Mauer went 1-1 with a BB before being lifted for Jason Varitek. Was that move cermonial? Varitek clearly didn't belong on the team, and was replaced by Dioner Navarro of the Rays without even taking an AB. Navarro went 1-4 with a BB and 2 K, and made a costly throwing error on a steal attempt in the 8th that enabled the NL to score their 3rd run with a SF. Here's where it's too bad Mauer was the starter - had he been brought in off the bench, he would have had some opportunities to win the game late. Of course, with his accurate arm behind the plate, the game probably would have been over in regulation anyway.
For all the talk of whether Johnathan Papelbon or Mariano Rivera should get the 9th inning, the only AL pitcher who had an unblemished line on the night was Nathan. He retired the 3 men he faced on 8 pitches, including a strikeout. Francisco Rodriguez got one out with his 8 pitches, including a walk. What a great deal the Twins have with Nathan on the team for years to come!
The Adrian Beltre rumors persist. He is a fine defensive 3B, with awesome splits vs. LHP, and, coming from Seattle, should be available for pennies on the dollar. He would be an upgrade from Brendan Harris without a doubt.

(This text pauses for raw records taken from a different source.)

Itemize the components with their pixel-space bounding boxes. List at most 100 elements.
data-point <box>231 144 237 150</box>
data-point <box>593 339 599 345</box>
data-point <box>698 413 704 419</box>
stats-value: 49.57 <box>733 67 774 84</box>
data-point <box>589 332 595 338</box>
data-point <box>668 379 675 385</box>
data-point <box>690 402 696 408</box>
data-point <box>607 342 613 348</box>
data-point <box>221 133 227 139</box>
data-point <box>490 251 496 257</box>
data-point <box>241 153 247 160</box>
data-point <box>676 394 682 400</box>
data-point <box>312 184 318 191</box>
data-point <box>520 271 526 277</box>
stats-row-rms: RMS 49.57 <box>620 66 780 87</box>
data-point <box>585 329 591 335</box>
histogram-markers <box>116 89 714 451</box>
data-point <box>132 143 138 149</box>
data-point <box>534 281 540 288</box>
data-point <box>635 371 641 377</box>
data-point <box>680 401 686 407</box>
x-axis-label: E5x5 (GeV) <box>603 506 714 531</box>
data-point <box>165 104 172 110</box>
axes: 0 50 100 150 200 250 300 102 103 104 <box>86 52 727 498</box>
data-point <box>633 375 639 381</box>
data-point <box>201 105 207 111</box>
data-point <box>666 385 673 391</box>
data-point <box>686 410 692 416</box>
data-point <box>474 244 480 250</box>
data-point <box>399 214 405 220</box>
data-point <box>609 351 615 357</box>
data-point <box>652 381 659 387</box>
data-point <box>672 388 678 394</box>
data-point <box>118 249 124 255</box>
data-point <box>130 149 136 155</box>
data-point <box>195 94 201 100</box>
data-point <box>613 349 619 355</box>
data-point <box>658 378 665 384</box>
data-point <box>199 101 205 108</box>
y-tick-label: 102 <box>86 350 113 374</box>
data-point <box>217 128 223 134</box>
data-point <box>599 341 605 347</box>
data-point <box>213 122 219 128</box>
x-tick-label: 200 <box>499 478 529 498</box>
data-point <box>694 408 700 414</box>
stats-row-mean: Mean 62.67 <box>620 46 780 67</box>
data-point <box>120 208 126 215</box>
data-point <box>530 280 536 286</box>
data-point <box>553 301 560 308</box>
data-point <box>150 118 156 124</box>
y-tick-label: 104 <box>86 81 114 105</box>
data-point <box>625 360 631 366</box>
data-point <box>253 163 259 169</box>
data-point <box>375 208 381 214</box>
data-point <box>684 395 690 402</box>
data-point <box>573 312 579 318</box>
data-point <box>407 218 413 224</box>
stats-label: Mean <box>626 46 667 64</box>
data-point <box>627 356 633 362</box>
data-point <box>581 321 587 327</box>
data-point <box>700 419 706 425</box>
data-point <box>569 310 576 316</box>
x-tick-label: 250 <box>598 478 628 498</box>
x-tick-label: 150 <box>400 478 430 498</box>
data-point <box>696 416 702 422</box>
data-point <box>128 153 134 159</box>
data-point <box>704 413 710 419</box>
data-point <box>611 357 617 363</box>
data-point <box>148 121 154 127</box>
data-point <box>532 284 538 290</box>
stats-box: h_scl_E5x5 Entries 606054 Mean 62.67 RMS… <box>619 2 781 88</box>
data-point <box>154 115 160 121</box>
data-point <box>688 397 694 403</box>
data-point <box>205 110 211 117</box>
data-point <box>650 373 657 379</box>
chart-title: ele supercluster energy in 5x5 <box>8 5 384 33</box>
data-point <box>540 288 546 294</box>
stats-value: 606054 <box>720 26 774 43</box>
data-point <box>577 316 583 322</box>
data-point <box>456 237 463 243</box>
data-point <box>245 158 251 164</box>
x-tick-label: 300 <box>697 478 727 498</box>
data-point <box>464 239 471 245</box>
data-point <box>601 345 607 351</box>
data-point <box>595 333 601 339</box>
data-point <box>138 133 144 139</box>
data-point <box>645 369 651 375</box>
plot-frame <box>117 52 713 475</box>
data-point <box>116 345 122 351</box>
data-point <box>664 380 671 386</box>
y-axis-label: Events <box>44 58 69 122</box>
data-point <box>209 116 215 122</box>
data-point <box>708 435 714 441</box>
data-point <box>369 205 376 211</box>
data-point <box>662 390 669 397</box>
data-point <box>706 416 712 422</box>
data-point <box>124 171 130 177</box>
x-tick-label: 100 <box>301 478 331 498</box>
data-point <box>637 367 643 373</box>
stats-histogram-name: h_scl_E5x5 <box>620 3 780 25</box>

One of the names I saw as being potentially on the block that intrigued me was Jon Rauch of the Nationals. He began the season as a set-up man, but had to take over the closer role when Chad Cordero got hurt. He's put up some very strong numbers: 2.85 ERA, 43 K/7 BB, 4 HR in 47 IP. He could be an answer for the Twins in the 8th inning. He's under contract through 2010, so he wouldn't be just a rent-a-player, though the Twins would certainly have to give up something decent to get him. I haven't heard that the Twins are specifically interested in him, but he's the sort of player they're going to need down the stretch.